СОЗДАНИЕ «МАРФЫ»: ЗАКАЗ ОТ ВЕЛИКОЙ КНЯГИНИ

Перешагнув свое 35-летие, Щусев наконец-то добился того, чего желал. Обилие заказов позволило достичь главного — свободы творчества. Уже не он ходил по заказчикам, а к нему стояли в очередь. 1908 год стал этапным для Щусева. В ноябре его избрали действительным членом совета Академии художеств, руководившего творческой жизнью академии. Это было весьма почетно, поскольку совет состоял из шестидесяти пожизненных членов, выдающихся деятелей российского искусства. Заняв освободившееся место авторитетного реставратора Николая Владимировича Султанова, Щусев в совете академии занимался проблемами охраны и реставрации памятников архитектуры.

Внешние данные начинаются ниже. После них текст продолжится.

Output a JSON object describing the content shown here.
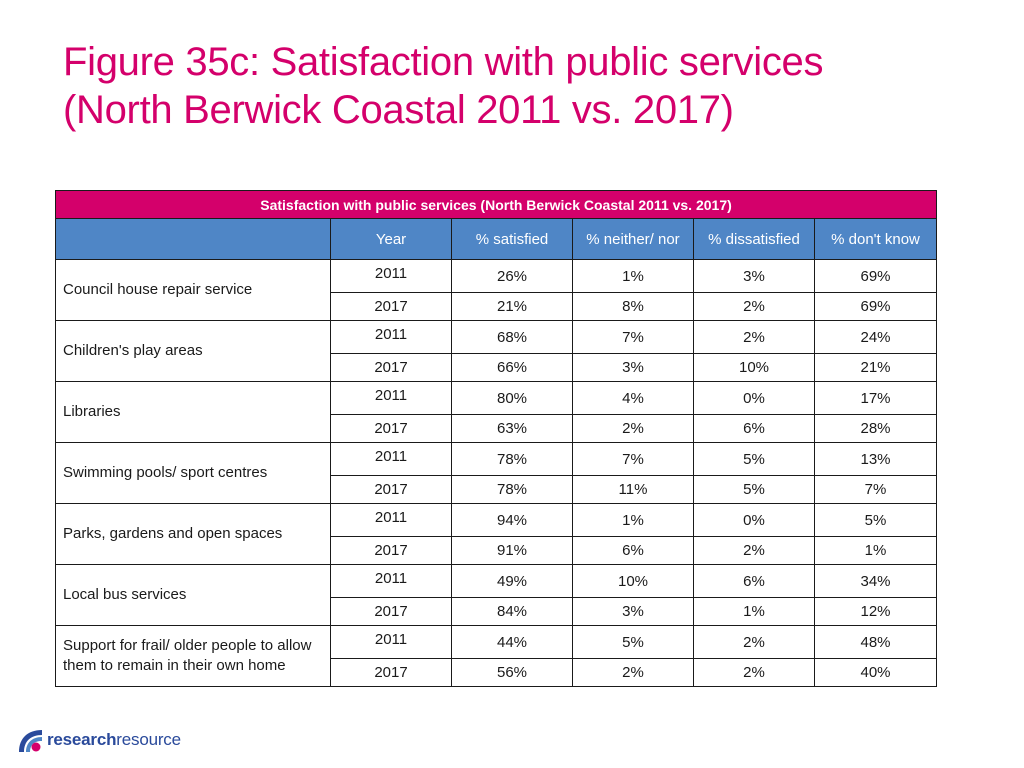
{
  "title": {
    "line1": "Figure 35c: Satisfaction with public services",
    "line2": "(North Berwick Coastal 2011 vs. 2017)"
  },
  "table": {
    "banner": "Satisfaction with public services (North Berwick Coastal 2011 vs. 2017)",
    "headers": [
      "",
      "Year",
      "% satisfied",
      "% neither/ nor",
      "% dissatisfied",
      "% don't know"
    ],
    "rows": [
      {
        "service": "Council house repair service",
        "years": [
          {
            "year": "2011",
            "satisfied": "26%",
            "neither": "1%",
            "dissatisfied": "3%",
            "dontknow": "69%"
          },
          {
            "year": "2017",
            "satisfied": "21%",
            "neither": "8%",
            "dissatisfied": "2%",
            "dontknow": "69%"
          }
        ]
      },
      {
        "service": "Children's play areas",
        "years": [
          {
            "year": "2011",
            "satisfied": "68%",
            "neither": "7%",
            "dissatisfied": "2%",
            "dontknow": "24%"
          },
          {
            "year": "2017",
            "satisfied": "66%",
            "neither": "3%",
            "dissatisfied": "10%",
            "dontknow": "21%"
          }
        ]
      },
      {
        "service": "Libraries",
        "years": [
          {
            "year": "2011",
            "satisfied": "80%",
            "neither": "4%",
            "dissatisfied": "0%",
            "dontknow": "17%"
          },
          {
            "year": "2017",
            "satisfied": "63%",
            "neither": "2%",
            "dissatisfied": "6%",
            "dontknow": "28%"
          }
        ]
      },
      {
        "service": "Swimming pools/ sport centres",
        "years": [
          {
            "year": "2011",
            "satisfied": "78%",
            "neither": "7%",
            "dissatisfied": "5%",
            "dontknow": "13%"
          },
          {
            "year": "2017",
            "satisfied": "78%",
            "neither": "11%",
            "dissatisfied": "5%",
            "dontknow": "7%"
          }
        ]
      },
      {
        "service": "Parks, gardens and open spaces",
        "years": [
          {
            "year": "2011",
            "satisfied": "94%",
            "neither": "1%",
            "dissatisfied": "0%",
            "dontknow": "5%"
          },
          {
            "year": "2017",
            "satisfied": "91%",
            "neither": "6%",
            "dissatisfied": "2%",
            "dontknow": "1%"
          }
        ]
      },
      {
        "service": "Local bus services",
        "years": [
          {
            "year": "2011",
            "satisfied": "49%",
            "neither": "10%",
            "dissatisfied": "6%",
            "dontknow": "34%"
          },
          {
            "year": "2017",
            "satisfied": "84%",
            "neither": "3%",
            "dissatisfied": "1%",
            "dontknow": "12%"
          }
        ]
      },
      {
        "service": "Support for frail/ older people to allow them to remain in their own home",
        "years": [
          {
            "year": "2011",
            "satisfied": "44%",
            "neither": "5%",
            "dissatisfied": "2%",
            "dontknow": "48%"
          },
          {
            "year": "2017",
            "satisfied": "56%",
            "neither": "2%",
            "dissatisfied": "2%",
            "dontknow": "40%"
          }
        ]
      }
    ]
  },
  "logo": {
    "bold": "research",
    "regular": "resource",
    "icon": "research-resource-logo-icon"
  },
  "colors": {
    "accent": "#d4006b",
    "header_blue": "#4f86c6",
    "logo_blue": "#2a4a9b"
  }
}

Одновременно он работал над исполнением сразу нескольких крупных заказов, среди которых были храм Сергия Радонежского на Куликовом поле, Троицкий собор Почаевской лавры, Васильевский собор в Овруче и женская община при нем, храм Великомученицы Варвары в Михайловском Златоверхом монастыре, церковь в Натальевке, а еще проекты иконостаса, интерьера, колоколов и ограды Троицкого собора в Сумах и росписи интерьера собора Ново-Афонского монастыря. А сколько еще предстояло впереди…

У Щусева было уже трое детей: два сына, Петр и Михаил, и дочь Лидия. Старший сын хорошо рисовал, а одна из его работ была показана даже на выставке «Нового общества художников» и снискала успех, как когда-то рисунки кишиневского гимназиста Алеши Щусева.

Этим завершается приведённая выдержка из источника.